Sono stata insegnante,  ancora mi sento in tale ruolo, e come tale rivolgo a tutti un appello accorato.

 





   

sabato 2 novembre 2013

Visitando gli Impressionisti a Palazzo Pitti


Henri Fantin-Latour (1836-1904), La lettrice, 1861


Quando si visita una mostra ci sono sempre dei quadri che fermano il passo del visitatore. A me è successo con “La lettrice” di Henri Fantin-Latour per la mostra degli Impressionisti a Palazzo Pitti.  Siamo nella Galleria d’Arte Moderna dove nel Salone da Ballo del Quartiere d’Inverno sono esposti 12 capolavori provenienti dal Museo d’Orsay. Il quadro di Latour colpisce per eleganza, sobrietà ed essenzialità. La giovane  appare composta nella posa, completamente assorta nella lettura, incurante di sguardi altrui.  Ci si sente accomunati nella lettura e forte è la curiosità di conoscere il titolo del libro.
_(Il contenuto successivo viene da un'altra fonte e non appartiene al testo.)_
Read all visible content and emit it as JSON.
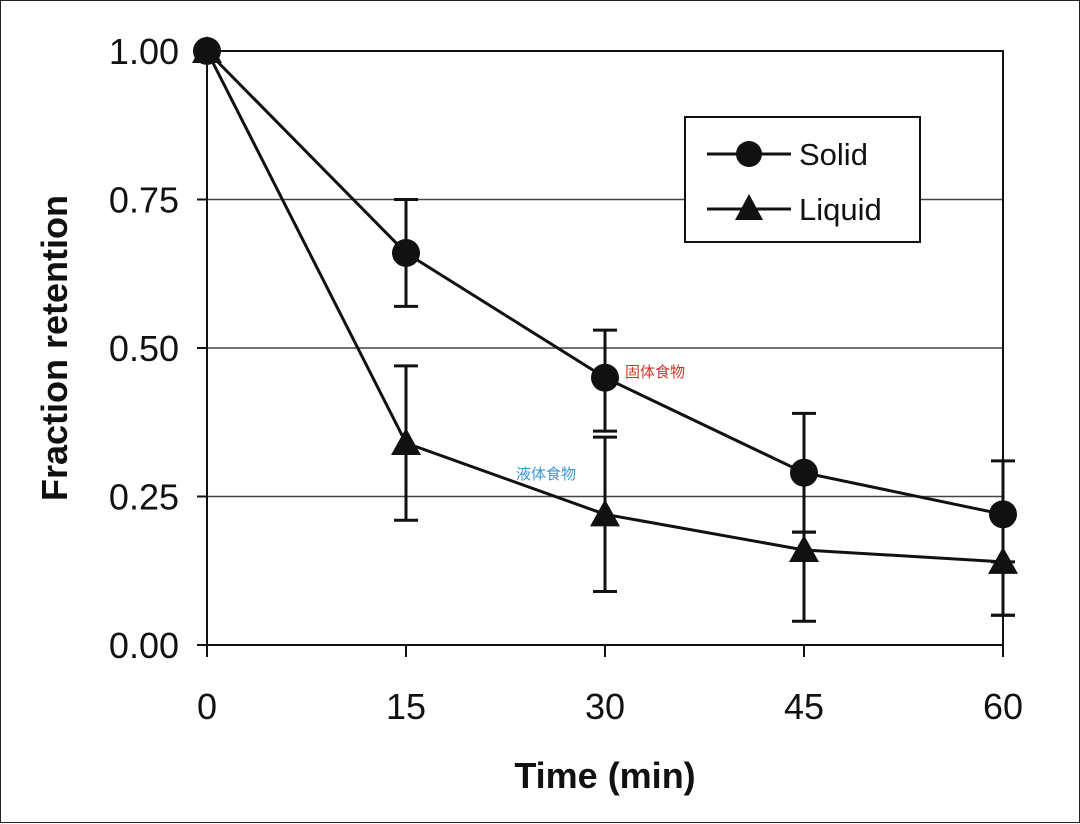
{
  "chart_data": {
    "type": "line",
    "title": "",
    "xlabel": "Time (min)",
    "ylabel": "Fraction retention",
    "x": [
      0,
      15,
      30,
      45,
      60
    ],
    "xticks": [
      "0",
      "15",
      "30",
      "45",
      "60"
    ],
    "yticks": [
      "0.00",
      "0.25",
      "0.50",
      "0.75",
      "1.00"
    ],
    "xlim": [
      0,
      60
    ],
    "ylim": [
      0,
      1
    ],
    "grid": "horizontal",
    "legend_position": "top-right",
    "series": [
      {
        "name": "Solid",
        "marker": "circle",
        "values": [
          1.0,
          0.66,
          0.45,
          0.29,
          0.22
        ],
        "err_upper": [
          1.0,
          0.75,
          0.53,
          0.39,
          0.31
        ],
        "err_lower": [
          1.0,
          0.57,
          0.36,
          0.19,
          0.05
        ]
      },
      {
        "name": "Liquid",
        "marker": "triangle",
        "values": [
          1.0,
          0.34,
          0.22,
          0.16,
          0.14
        ],
        "err_upper": [
          1.0,
          0.47,
          0.35,
          0.19,
          0.14
        ],
        "err_lower": [
          1.0,
          0.21,
          0.09,
          0.04,
          0.05
        ]
      }
    ],
    "annotations": [
      {
        "text": "固体食物",
        "x": 30,
        "y": 0.46,
        "color": "#d0352b",
        "series": "Solid"
      },
      {
        "text": "液体食物",
        "x": 27,
        "y": 0.29,
        "color": "#3a97d6",
        "series": "Liquid"
      }
    ]
  },
  "legend": {
    "items": [
      {
        "label": "Solid",
        "icon": "circle-marker"
      },
      {
        "label": "Liquid",
        "icon": "triangle-marker"
      }
    ]
  }
}
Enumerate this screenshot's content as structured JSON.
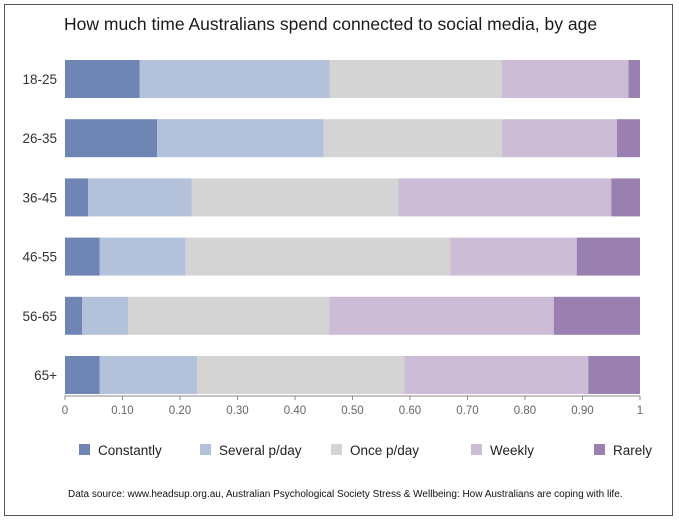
{
  "chart_data": {
    "type": "bar",
    "orientation": "horizontal",
    "stacked": true,
    "title": "How much time Australians spend connected to social media, by age",
    "categories": [
      "18-25",
      "26-35",
      "36-45",
      "46-55",
      "56-65",
      "65+"
    ],
    "series": [
      {
        "name": "Constantly",
        "color": "#6f86b4",
        "values": [
          0.13,
          0.16,
          0.04,
          0.06,
          0.03,
          0.06
        ]
      },
      {
        "name": "Several p/day",
        "color": "#b4c1da",
        "values": [
          0.33,
          0.29,
          0.18,
          0.15,
          0.08,
          0.17
        ]
      },
      {
        "name": "Once p/day",
        "color": "#d4d4d4",
        "values": [
          0.3,
          0.31,
          0.36,
          0.46,
          0.35,
          0.36
        ]
      },
      {
        "name": "Weekly",
        "color": "#cdbcd6",
        "values": [
          0.22,
          0.2,
          0.37,
          0.22,
          0.39,
          0.32
        ]
      },
      {
        "name": "Rarely",
        "color": "#9a80b0",
        "values": [
          0.02,
          0.04,
          0.05,
          0.11,
          0.15,
          0.09
        ]
      }
    ],
    "xlim": [
      0,
      1
    ],
    "xticks": [
      "0",
      "0.10",
      "0.20",
      "0.30",
      "0.40",
      "0.50",
      "0.60",
      "0.70",
      "0.80",
      "0.90",
      "1"
    ],
    "grid": false,
    "legend_position": "bottom",
    "source": "Data source: www.headsup.org.au, Australian Psychological Society Stress & Wellbeing: How Australians are coping with life."
  }
}
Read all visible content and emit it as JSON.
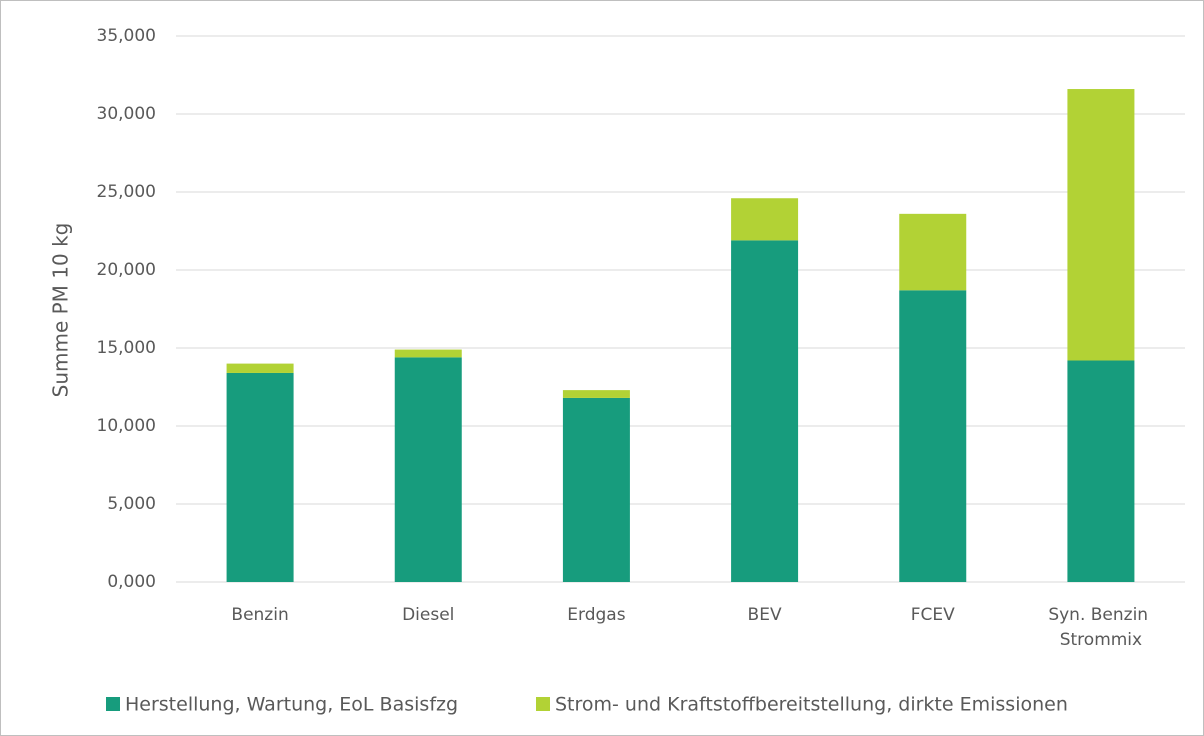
{
  "chart_data": {
    "type": "stacked_bar",
    "y_label": "Summe PM 10 kg",
    "categories": [
      "Benzin",
      "Diesel",
      "Erdgas",
      "BEV",
      "FCEV",
      "Syn. Benzin Strommix"
    ],
    "series": [
      {
        "name": "Herstellung, Wartung, EoL Basisfzg",
        "color": "#179c7d",
        "values": [
          13.4,
          14.4,
          11.8,
          21.9,
          18.7,
          14.2
        ]
      },
      {
        "name": "Strom- und Kraftstoffbereitstellung, dirkte Emissionen",
        "color": "#b2d235",
        "values": [
          0.6,
          0.5,
          0.5,
          2.7,
          4.9,
          17.4
        ]
      }
    ],
    "ylim": [
      0,
      35
    ],
    "yticks": [
      {
        "value": 0,
        "label": "0,000"
      },
      {
        "value": 5,
        "label": "5,000"
      },
      {
        "value": 10,
        "label": "10,000"
      },
      {
        "value": 15,
        "label": "15,000"
      },
      {
        "value": 20,
        "label": "20,000"
      },
      {
        "value": 25,
        "label": "25,000"
      },
      {
        "value": 30,
        "label": "30,000"
      },
      {
        "value": 35,
        "label": "35,000"
      }
    ],
    "grid": true,
    "legend": "bottom"
  }
}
L’atmosfera è coinvolgente e nel profondo silenzio che regna sovrano sembra quasi che una musica aerea accompagni la scena, forse perché siamo nella sala della musica e gli strumenti fanno da corona. Il volto attento e levigato, lo sguardo assorto e intento, ci rende complici dei suoi pensieri. Il silenzio si coniuga perfettamente con l’immobilità della lettrice nell’essenzialità delle cose, come i due libri  che posti in primo piano formano una natura morta. I colori,  equilibrati nelle varie tonalità,  specialmente nel rosso del divano nel quale sembrano confluire tutti gli altri, creano un’ armonia perfetta tra i vari elementi.  E lo sguardo è restio a staccarsi per procedere.